Early identification of MRSA by diagnostic medical microbiology laboratories enables improved antimicrobial choice and outcomes. The Cepheid Xpert® MRSA/SA BC test rapidly identifies Staphylococcus aureus bloodstream infections through spa gene detection and methicillin resistance via mecA gene detection. Recent emergence of S. aureus with deletions in the spa gene has resulted in false-negative results for this test, leading to misidentification of infections with this organism, particularly MRSA ST45. To investigate the emergence and prevalence of ST45 MRSA in New South Wales (NSW), Australia. WGS read data from six NSW hospitals were collected for 131 ST45 MRSA isolates and analysed. Of the 131 ST45 MRSA investigated, 88.5% (116/131) contained a deletion in the spa gene that appeared to have arisen once in approximately 2010 followed by clonal expansion.
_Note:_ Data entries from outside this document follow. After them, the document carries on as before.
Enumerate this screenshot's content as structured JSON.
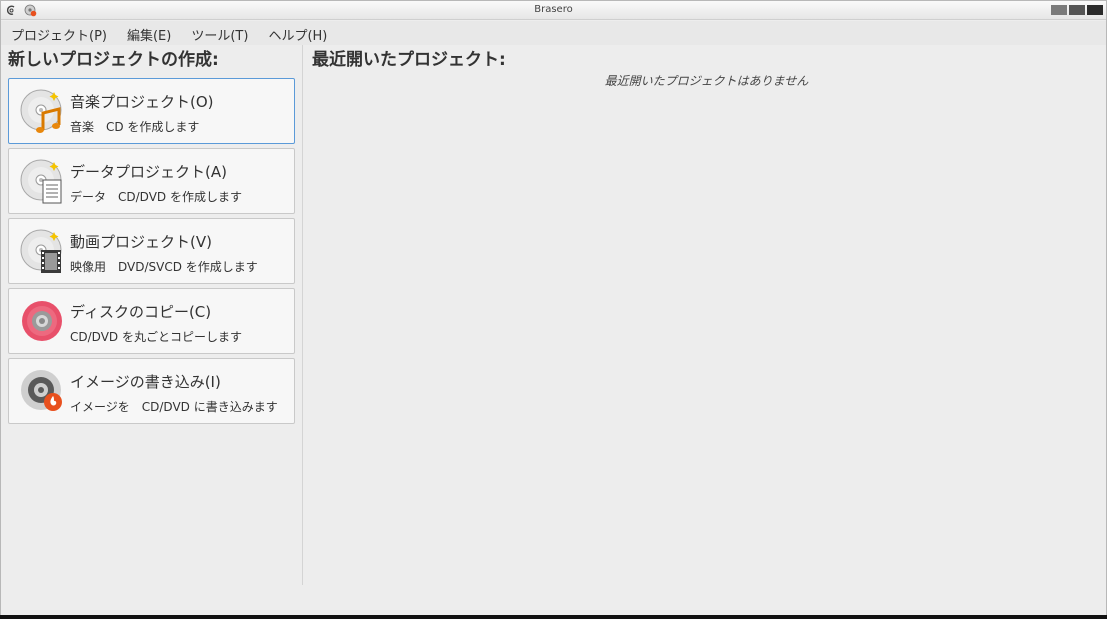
{
  "window": {
    "title": "Brasero"
  },
  "menu": [
    {
      "label": "プロジェクト(P)"
    },
    {
      "label": "編集(E)"
    },
    {
      "label": "ツール(T)"
    },
    {
      "label": "ヘルプ(H)"
    }
  ],
  "left": {
    "heading": "新しいプロジェクトの作成:",
    "projects": [
      {
        "title": "音楽プロジェクト(O)",
        "desc": "音楽　CD を作成します",
        "icon": "music-disc-icon"
      },
      {
        "title": "データプロジェクト(A)",
        "desc": "データ　CD/DVD を作成します",
        "icon": "data-disc-icon"
      },
      {
        "title": "動画プロジェクト(V)",
        "desc": "映像用　DVD/SVCD を作成します",
        "icon": "video-disc-icon"
      },
      {
        "title": "ディスクのコピー(C)",
        "desc": "CD/DVD を丸ごとコピーします",
        "icon": "disc-copy-icon"
      },
      {
        "title": "イメージの書き込み(I)",
        "desc": "イメージを　CD/DVD に書き込みます",
        "icon": "burn-image-icon"
      }
    ]
  },
  "right": {
    "heading": "最近開いたプロジェクト:",
    "empty_text": "最近開いたプロジェクトはありません"
  },
  "colors": {
    "focus_border": "#5b9ad8",
    "copy_disc": "#e8506a",
    "burn_badge": "#e8501e"
  }
}
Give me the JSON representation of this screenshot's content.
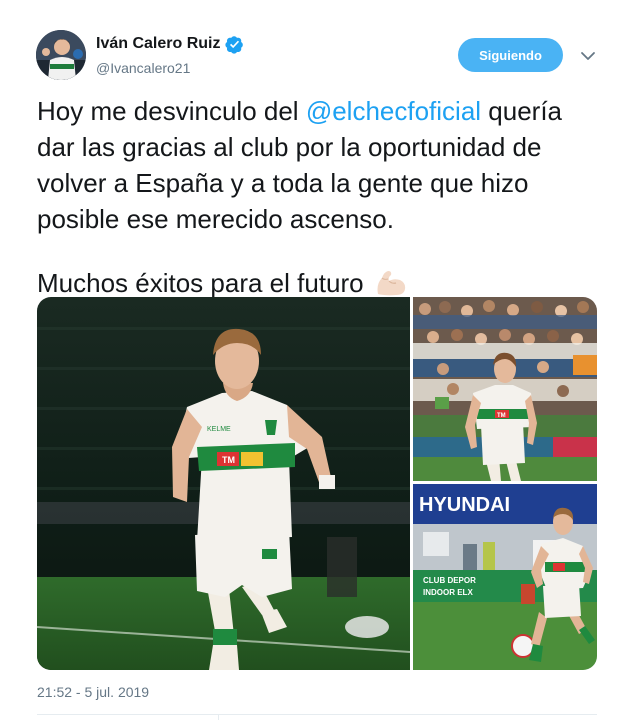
{
  "author": {
    "name": "Iván Calero Ruiz",
    "handle": "@Ivancalero21",
    "verified": true
  },
  "follow_button": {
    "label": "Siguiendo"
  },
  "tweet": {
    "line1_before": "Hoy me desvinculo del ",
    "mention": "@elchecfoficial",
    "line1_after": " quería dar las gracias al club por la oportunidad de volver a España y a toda la gente que hizo posible ese merecido ascenso.",
    "line2": "Muchos éxitos para el futuro",
    "emoji": "flexed-biceps-icon"
  },
  "media": {
    "photo_count": 3,
    "photo_main_texts": [
      "KELME",
      "TM"
    ],
    "photo_top_texts": [
      "TM"
    ],
    "photo_bottom_texts": [
      "HYUNDAI",
      "CLUB DEPOR",
      "INDOOR ELX"
    ]
  },
  "timestamp": "21:52 - 5 jul. 2019",
  "colors": {
    "accent": "#1da1f2",
    "button": "#4ab3f4",
    "secondary_text": "#657786",
    "divider": "#e6ecf0"
  }
}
Given the successful establishment of this 'spa-deletion' MRSA clone, the Cepheid Xpert® MRSA/SA BC test became unreliable for confirming S. aureus bacteraemia in NSW. Subsequently, the algorithm used by this test has been updated and evaluated to take into account the presence of S. aureus with either a spa deletion or SCCmec target variations. This study highlighted the applied use of WGS for assessing diagnostic assays and informing necessary changes to ensure the viability of the Cepheid Xpert® MRSA/SA BC test in the context of the new 'spa-deletion' MRSA clone. It demonstrated how continued surveillance through WGS can reveal evolutionary events that may impact diagnostic assays, allowing corrective modifications to be made in real time.